Platinum prices, up 21 percent from their low last August, will extend gains as production cuts squeeze supply and consumption climbs, according to producer Wesizwe Platinum.
“You’ve got challenging supply issues and a market that’s recovering in terms of demand,” chief operating officer Paul Smith said. “The platinum sector as a whole is going to come off quite a low base quite aggressively.”
Strikes that began in August in South Africa led to mine halts that drove up prices from a low of $1 383.75 (R12 387 at current rates) an ounce. Prices have since fluctuated, rising this month on a plan by Anglo American Platinum (Amplats) to cut 400 000 ounces a year. The metal was fixed at $1 678 an ounce on Friday in London.
Amplats’ plan, which would remove about 7 percent of global output and may result in as many as 14 000 job losses, was criticised as “less than helpful” by Finance Minister Pravin Gordhan.
“Recent events haven’t done South Africa any good in terms of its labour issues,” Smith said last week. Smith, previously the director of new business at Aquarius Platinum, became Wesizwe’s chief operating officer earlier this month.
Wesizwe, 45 percent-held by China’s Jinchuan Group and the China-Africa Development Fund, said last week that it had secured a $650 million loan from China Development Bank to develop its Bakubung mine in North West.
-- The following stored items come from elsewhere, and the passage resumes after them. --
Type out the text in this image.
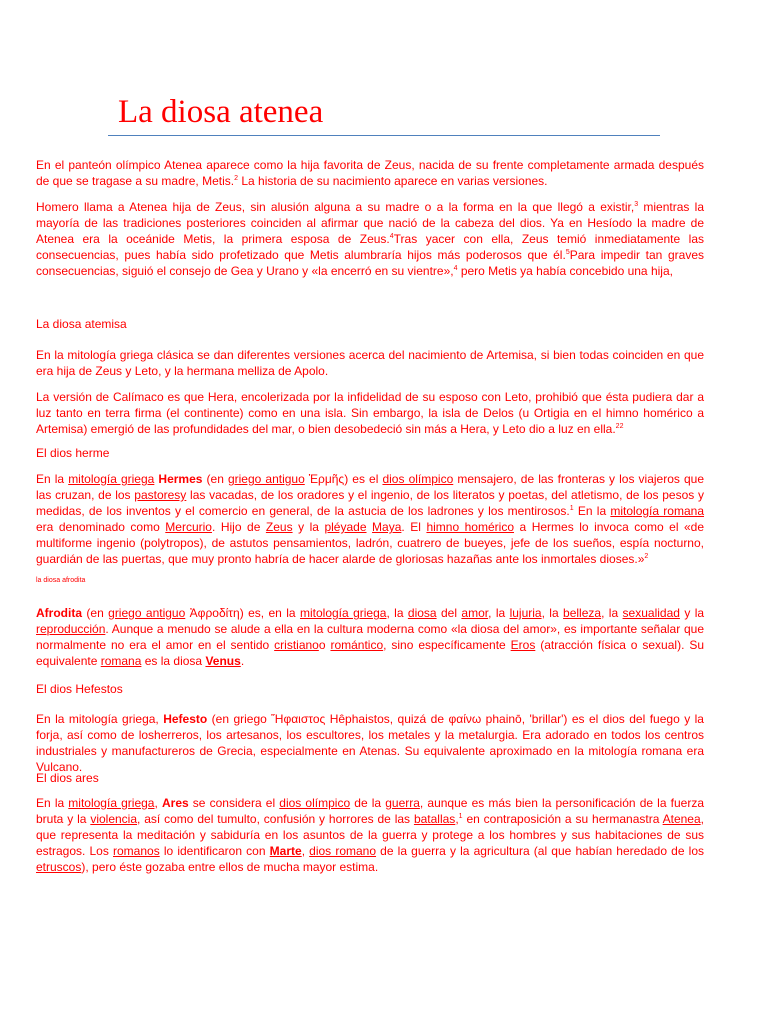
La diosa atenea

En el panteón olímpico Atenea aparece como la hija favorita de Zeus, nacida de su frente completamente armada después de que se tragase a su madre, Metis.$^2$ La historia de su nacimiento aparece en varias versiones.

Homero llama a Atenea hija de Zeus, sin alusión alguna a su madre o a la forma en la que llegó a existir,$^3$ mientras la mayoría de las tradiciones posteriores coinciden al afirmar que nació de la cabeza del dios. Ya en Hesíodo la madre de Atenea era la oceánide Metis, la primera esposa de Zeus.$^4$Tras yacer con ella, Zeus temió inmediatamente las consecuencias, pues había sido profetizado que Metis alumbraría hijos más poderosos que él.$^5$Para impedir tan graves consecuencias, siguió el consejo de Gea y Urano y «la encerró en su vientre»,$^4$ pero Metis ya había concebido una hija,

La diosa atemisa

En la mitología griega clásica se dan diferentes versiones acerca del nacimiento de Artemisa, si bien todas coinciden en que era hija de Zeus y Leto, y la hermana melliza de Apolo.

La versión de Calímaco es que Hera, encolerizada por la infidelidad de su esposo con Leto, prohibió que ésta pudiera dar a luz tanto en terra firma (el continente) como en una isla. Sin embargo, la isla de Delos (u Ortigia en el himno homérico a Artemisa) emergió de las profundidades del mar, o bien desobedeció sin más a Hera, y Leto dio a luz en ella.$^{22}$

El dios herme

En la mitología griega Hermes (en griego antiguo Ἑρμῆς) es el dios olímpico mensajero, de las fronteras y los viajeros que las cruzan, de los pastoresy las vacadas, de los oradores y el ingenio, de los literatos y poetas, del atletismo, de los pesos y medidas, de los inventos y el comercio en general, de la astucia de los ladrones y los mentirosos.$^1$ En la mitología romana era denominado como Mercurio. Hijo de Zeus y la pléyade Maya. El himno homérico a Hermes lo invoca como el «de multiforme ingenio (polytropos), de astutos pensamientos, ladrón, cuatrero de bueyes, jefe de los sueños, espía nocturno, guardián de las puertas, que muy pronto habría de hacer alarde de gloriosas hazañas ante los inmortales dioses.»$^2$

la diosa afrodita

Afrodita (en griego antiguo Ἀφροδίτη) es, en la mitología griega, la diosa del amor, la lujuria, la belleza, la sexualidad y la reproducción. Aunque a menudo se alude a ella en la cultura moderna como «la diosa del amor», es importante señalar que normalmente no era el amor en el sentido cristianoo romántico, sino específicamente Eros (atracción física o sexual). Su equivalente romana es la diosa Venus.

El dios Hefestos

En la mitología griega, Hefesto (en griego Ἥφαιστος Hêphaistos, quizá de φαίνω phainō, 'brillar') es el dios del fuego y la forja, así como de losherreros, los artesanos, los escultores, los metales y la metalurgia. Era adorado en todos los centros industriales y manufactureros de Grecia, especialmente en Atenas. Su equivalente aproximado en la mitología romana era Vulcano.

El dios ares

En la mitología griega, Ares se considera el dios olímpico de la guerra, aunque es más bien la personificación de la fuerza bruta y la violencia, así como del tumulto, confusión y horrores de las batallas,$^1$ en contraposición a su hermanastra Atenea, que representa la meditación y sabiduría en los asuntos de la guerra y protege a los hombres y sus habitaciones de sus estragos. Los romanos lo identificaron con Marte, dios romano de la guerra y la agricultura (al que habían heredado de los etruscos), pero éste gozaba entre ellos de mucha mayor estima.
The mine will produce about 350 000 ounces of platinum group metals a year for about 35 years, according to the company’s website.
“It’s a large, long-term production phase, close to five years of development, but also has a long mine life,” Smith said. “We will start ramping up production from 2018. The market is quite aware this is a long-term project.”
The loan gave Wesizwe the medium and longer-term funding it needed to develop Bakubung, he said. “The terms are very competitive… and we’re very comfortable.”